PPIN went to court last month to prevent Indiana from cutting funding to the state's largest reproductive health care provider. U. S. District Judge Tanya Walton Pratt said she would make a decision on whether to enjoin the law by July 1.

"Our 9,300 Medicaid patients, including those who had appointments Tuesday, are going to see their care disrupted," Betty Cockrum, president and CEO of PPIN, said in a statement.

The Medicaid funds stopped May 11, the day Republican Governor Mitch Daniels signed a law that restricts abortions and cuts federal funding to Planned Parenthood.

Planned Parenthood performs abortions, but even before the Indiana law passed, federal money could not be used to pay for abortions.

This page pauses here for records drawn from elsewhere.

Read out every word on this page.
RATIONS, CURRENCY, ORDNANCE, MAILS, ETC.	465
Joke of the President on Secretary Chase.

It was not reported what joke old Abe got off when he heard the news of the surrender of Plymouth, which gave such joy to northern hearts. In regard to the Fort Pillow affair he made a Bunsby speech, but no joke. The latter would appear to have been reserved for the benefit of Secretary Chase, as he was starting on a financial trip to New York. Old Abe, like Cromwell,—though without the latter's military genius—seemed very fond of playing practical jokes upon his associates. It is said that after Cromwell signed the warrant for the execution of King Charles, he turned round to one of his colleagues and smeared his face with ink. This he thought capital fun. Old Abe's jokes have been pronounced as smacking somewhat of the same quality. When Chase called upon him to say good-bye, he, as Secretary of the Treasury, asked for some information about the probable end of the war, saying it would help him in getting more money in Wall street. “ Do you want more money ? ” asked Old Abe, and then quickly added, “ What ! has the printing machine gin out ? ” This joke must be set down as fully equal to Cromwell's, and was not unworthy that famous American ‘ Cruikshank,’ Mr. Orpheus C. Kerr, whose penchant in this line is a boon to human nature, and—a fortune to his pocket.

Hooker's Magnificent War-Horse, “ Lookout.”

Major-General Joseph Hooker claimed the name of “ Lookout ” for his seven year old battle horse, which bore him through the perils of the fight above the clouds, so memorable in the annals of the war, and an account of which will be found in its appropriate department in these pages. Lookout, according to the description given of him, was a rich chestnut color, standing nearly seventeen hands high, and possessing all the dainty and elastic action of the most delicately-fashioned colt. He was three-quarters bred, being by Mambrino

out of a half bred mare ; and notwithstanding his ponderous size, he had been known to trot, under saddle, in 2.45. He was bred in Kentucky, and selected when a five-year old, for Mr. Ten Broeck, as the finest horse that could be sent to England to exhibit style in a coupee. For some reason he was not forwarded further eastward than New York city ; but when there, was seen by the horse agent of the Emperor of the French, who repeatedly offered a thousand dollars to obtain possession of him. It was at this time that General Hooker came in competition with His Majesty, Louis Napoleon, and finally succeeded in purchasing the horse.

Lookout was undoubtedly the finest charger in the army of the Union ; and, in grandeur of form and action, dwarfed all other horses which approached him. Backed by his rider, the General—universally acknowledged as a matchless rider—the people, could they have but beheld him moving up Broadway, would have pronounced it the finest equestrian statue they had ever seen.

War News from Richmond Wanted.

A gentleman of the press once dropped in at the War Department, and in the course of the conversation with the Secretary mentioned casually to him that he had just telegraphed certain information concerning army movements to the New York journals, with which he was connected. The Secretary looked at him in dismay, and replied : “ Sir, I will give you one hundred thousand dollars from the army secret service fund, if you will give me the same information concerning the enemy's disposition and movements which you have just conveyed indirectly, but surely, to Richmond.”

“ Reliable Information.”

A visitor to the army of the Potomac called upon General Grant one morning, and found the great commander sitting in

Indiana cut Medicaid funding to Planned Parenthood that covers other reproductive health services, including contraception and cancer screening.

After Monday, PPIN said it will have run out of the donations it used to pay for existing Medicaid patients after the bill made national news.

Medicaid patients won't be seen starting Tuesday unless they can pay, two disease intervention specialists will be laid off, and most employees around the state will be taking a day off without pay on Wednesday, according to a statement from

PPIN.

If the judge doesn't make a favorable ruling by July 1, PPIN said it will start closing health centers and reducing staff.

The state has until June 24 to respond to a brief filed last Friday by the federal government that sides with PPIN.

The state is working on its response and will meet its deadline, according to the attorney general's office.

"The case was fully briefed until the U. S. government late Thursday filed its statement of interest, thus necessitating a thorough and thoughtful response from the state," said Bryan Corbin, spokesman for the Indiana Attorney General's office.

North Carolina and Kansas have also restricted funding to Planned Parenthood, but their actions do not affect payments from the federal Medicaid program. Indiana blocks both state and federal payments.